Stig DAGERMAN : L’enfant brûlé

Stig DAGERMAN : L'enfant brûlé

Présentation Éditeur

On enterre une femme à deux heures… C’est par ces mots que commence L’enfant brûlé, le chef-d’œuvre de Stig Dagerman, qui date de 1948. En effet, la mère est morte, laissant un mari et un fils de vingt ans. Qui était-elle, qu’était-elle en dehors de cette rumeur quotidienne dont elle remplissait la maison? Trop tard pour le savoir.
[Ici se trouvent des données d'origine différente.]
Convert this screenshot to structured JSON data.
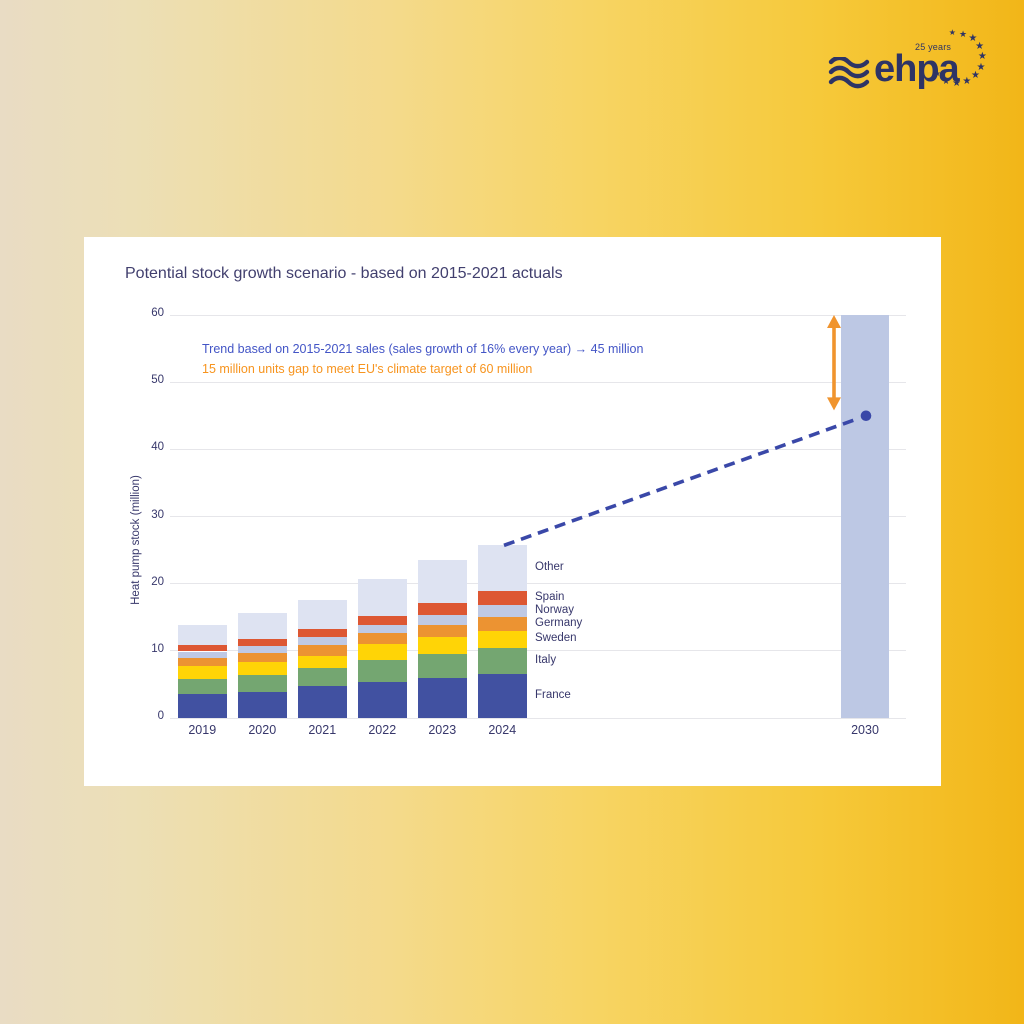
{
  "logo": {
    "brand": "ehpa",
    "badge": "25 years",
    "star_glyph": "★",
    "color": "#2e3465"
  },
  "chart_data": {
    "type": "bar",
    "subtype": "stacked-bar-with-trend-line",
    "title": "Potential stock growth scenario - based on 2015-2021 actuals",
    "xlabel": "",
    "ylabel": "Heat pump stock (million)",
    "ylim": [
      0,
      60
    ],
    "yticks": [
      0,
      10,
      20,
      30,
      40,
      50,
      60
    ],
    "grid": "horizontal",
    "legend_position": "right-of-2024-bar",
    "categories": [
      "2019",
      "2020",
      "2021",
      "2022",
      "2023",
      "2024"
    ],
    "stack_order_bottom_to_top": [
      "France",
      "Italy",
      "Sweden",
      "Germany",
      "Norway",
      "Spain",
      "Other"
    ],
    "series": [
      {
        "name": "France",
        "color": "#4151a1",
        "values": [
          3.5,
          3.9,
          4.7,
          5.3,
          5.9,
          6.5
        ]
      },
      {
        "name": "Italy",
        "color": "#74a671",
        "values": [
          2.3,
          2.5,
          2.7,
          3.4,
          3.7,
          3.9
        ]
      },
      {
        "name": "Sweden",
        "color": "#ffd406",
        "values": [
          1.9,
          2.0,
          1.9,
          2.3,
          2.4,
          2.6
        ]
      },
      {
        "name": "Germany",
        "color": "#ec9332",
        "values": [
          1.3,
          1.3,
          1.6,
          1.6,
          1.9,
          2.1
        ]
      },
      {
        "name": "Norway",
        "color": "#bfc9e4",
        "values": [
          0.9,
          1.0,
          1.1,
          1.2,
          1.5,
          1.7
        ]
      },
      {
        "name": "Spain",
        "color": "#dd5733",
        "values": [
          1.0,
          1.1,
          1.2,
          1.4,
          1.7,
          2.1
        ]
      },
      {
        "name": "Other",
        "color": "#dee3f2",
        "values": [
          2.9,
          3.8,
          4.4,
          5.5,
          6.4,
          6.8
        ]
      }
    ],
    "totals": [
      13.8,
      15.6,
      17.6,
      20.7,
      23.5,
      25.7
    ],
    "target_bar": {
      "label": "2030",
      "value": 60,
      "color": "#bdc8e4"
    },
    "trend_line": {
      "style": "dashed",
      "color": "#3a48a8",
      "start_year": "2024",
      "start_value": 25.7,
      "end_year": "2030",
      "end_value": 45,
      "end_dot": true
    },
    "gap_arrow": {
      "color": "#f0942e",
      "top_value": 60,
      "bottom_value": 45.8
    },
    "annotations": [
      {
        "text": "Trend based on 2015-2021 sales (sales growth of 16% every year) → 45 million",
        "color": "#4355c6"
      },
      {
        "text": "15 million units gap to meet EU's climate target of 60 million",
        "color": "#f7941e"
      }
    ]
  }
}
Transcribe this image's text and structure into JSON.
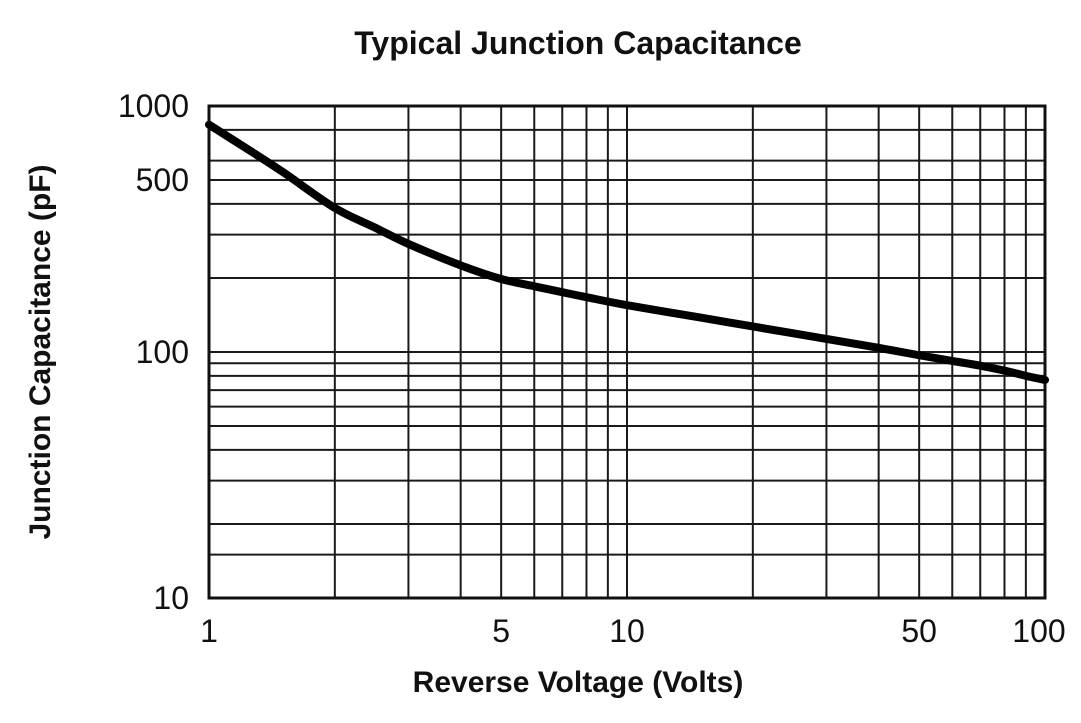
{
  "chart_data": {
    "type": "line",
    "title": "Typical Junction Capacitance",
    "xlabel": "Reverse Voltage (Volts)",
    "ylabel": "Junction Capacitance (pF)",
    "xscale": "log",
    "yscale": "log",
    "xlim": [
      1,
      100
    ],
    "ylim": [
      10,
      1000
    ],
    "grid": true,
    "x_tick_labels": [
      {
        "value": 1,
        "label": "1"
      },
      {
        "value": 5,
        "label": "5"
      },
      {
        "value": 10,
        "label": "10"
      },
      {
        "value": 50,
        "label": "50"
      },
      {
        "value": 100,
        "label": "100"
      }
    ],
    "y_tick_labels": [
      {
        "value": 10,
        "label": "10"
      },
      {
        "value": 100,
        "label": "100"
      },
      {
        "value": 500,
        "label": "500"
      },
      {
        "value": 1000,
        "label": "1000"
      }
    ],
    "x_gridlines": [
      1,
      2,
      3,
      4,
      5,
      6,
      7,
      8,
      9,
      10,
      20,
      30,
      40,
      50,
      60,
      70,
      80,
      90,
      100
    ],
    "y_gridlines": [
      10,
      15,
      20,
      30,
      40,
      50,
      60,
      70,
      80,
      90,
      100,
      200,
      300,
      400,
      500,
      600,
      800,
      1000
    ],
    "series": [
      {
        "points": [
          {
            "x": 1,
            "y": 840
          },
          {
            "x": 1.2,
            "y": 690
          },
          {
            "x": 1.5,
            "y": 540
          },
          {
            "x": 2,
            "y": 385
          },
          {
            "x": 2.5,
            "y": 320
          },
          {
            "x": 3,
            "y": 275
          },
          {
            "x": 4,
            "y": 225
          },
          {
            "x": 5,
            "y": 198
          },
          {
            "x": 6,
            "y": 185
          },
          {
            "x": 7,
            "y": 175
          },
          {
            "x": 8,
            "y": 167
          },
          {
            "x": 10,
            "y": 155
          },
          {
            "x": 15,
            "y": 138
          },
          {
            "x": 20,
            "y": 127
          },
          {
            "x": 30,
            "y": 113
          },
          {
            "x": 40,
            "y": 104
          },
          {
            "x": 50,
            "y": 97
          },
          {
            "x": 60,
            "y": 92
          },
          {
            "x": 70,
            "y": 88
          },
          {
            "x": 80,
            "y": 84
          },
          {
            "x": 90,
            "y": 80
          },
          {
            "x": 100,
            "y": 77
          }
        ],
        "color": "#000000"
      }
    ]
  }
}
Désormais, son absence va prendre un poids que n’avait pas sa présence, suscitant entre père et fils d’étranges rapports faits de questions tacites, de suspicion mutuelle, de jalousie et de haine, mais aussi d’amour.

Lire Dagerman – ce Rimbaud du Nord qui mit fin à ses jours en 1954, alors qu’il n’avait que trente et un ans et que, depuis longtemps, il se taisait – c’est lire un écrivain majeur, l’un de ces auteurs dont la voix a la vertu de raccourcir à la seconde les distances entre lecteur et auteur, instaurant entre eux les liens de complicité les plus étroits, commandant un irrésistible mouvement de sympathie.

Ardent et précis à la fois, l’écrivain jette ses filets au plus profond de nous-mêmes, ramenant à la surface nos secrets les plus troubles et les moins avouables. Tandis que, sur fond de rues enneigées, d’archipels lisses et de soleils froids , des personnages ravagés de passion se dressent, à jamais inoubliables, comme dans un film qui serait le plus beau film d’Ingmar Bergman, ce compatriote de Dagerman, «l’enfant brûlé».

Origine Suède
Éditions Gallimard
Date 14 février 1956
Éditions Gallimard
Date 14 avril 1981
Traduction F. BACKLUND
Pages 350
ISBN 9782070233922
Prix 12,50 €

L'avis de Clara DIDIER

« L’enfant brûlé » raconte l’histoire de Bengt, étudiant et fiancé à la jeune Bérit, qui enterre sa mère à ses vingt-ans. Vivant avec son père Knut devenu le veuf déboussolé sur lequel les gens désirent s’apitoyer, faire le deuil de sa femme n’aura pourtant pas le même poids de plomb pour lui que pour son fils. Au fil des mois et des lettres que s’écrit Bengt dans ses moments d’affliction et de réflexion, la vie reprend son cours et les deux hommes jonglent chacun entre son mensonge et sa réalité : Bengt prépare son examen de philosophie depuis sa chambre tandis que le père passe ses journées, et quelques soirées, à déambuler dans les rues et les bars. À force de se croiser et non de cohabiter, c’est un climat de non-dits et de sous-entendus qui rythme le quotidien des deux hommes, jusqu’au jour où les suspicions du fils se confirment : son père a rencontré quelqu’un. L’introduction du personnage de Gun marque le début d’une nouvelle vie. En effet, le retour d’une figure féminine dans le petit appartement du duo leur permet de retrouver une certaine légèreté et une envie de croire à des jours de bonheur retrouvés. L’épisode final se déroule dans l’archipel de Stockholm, où se rendent les deux couples afin de passer un week-end en mer, où l’indicible devient pourtant la réalité.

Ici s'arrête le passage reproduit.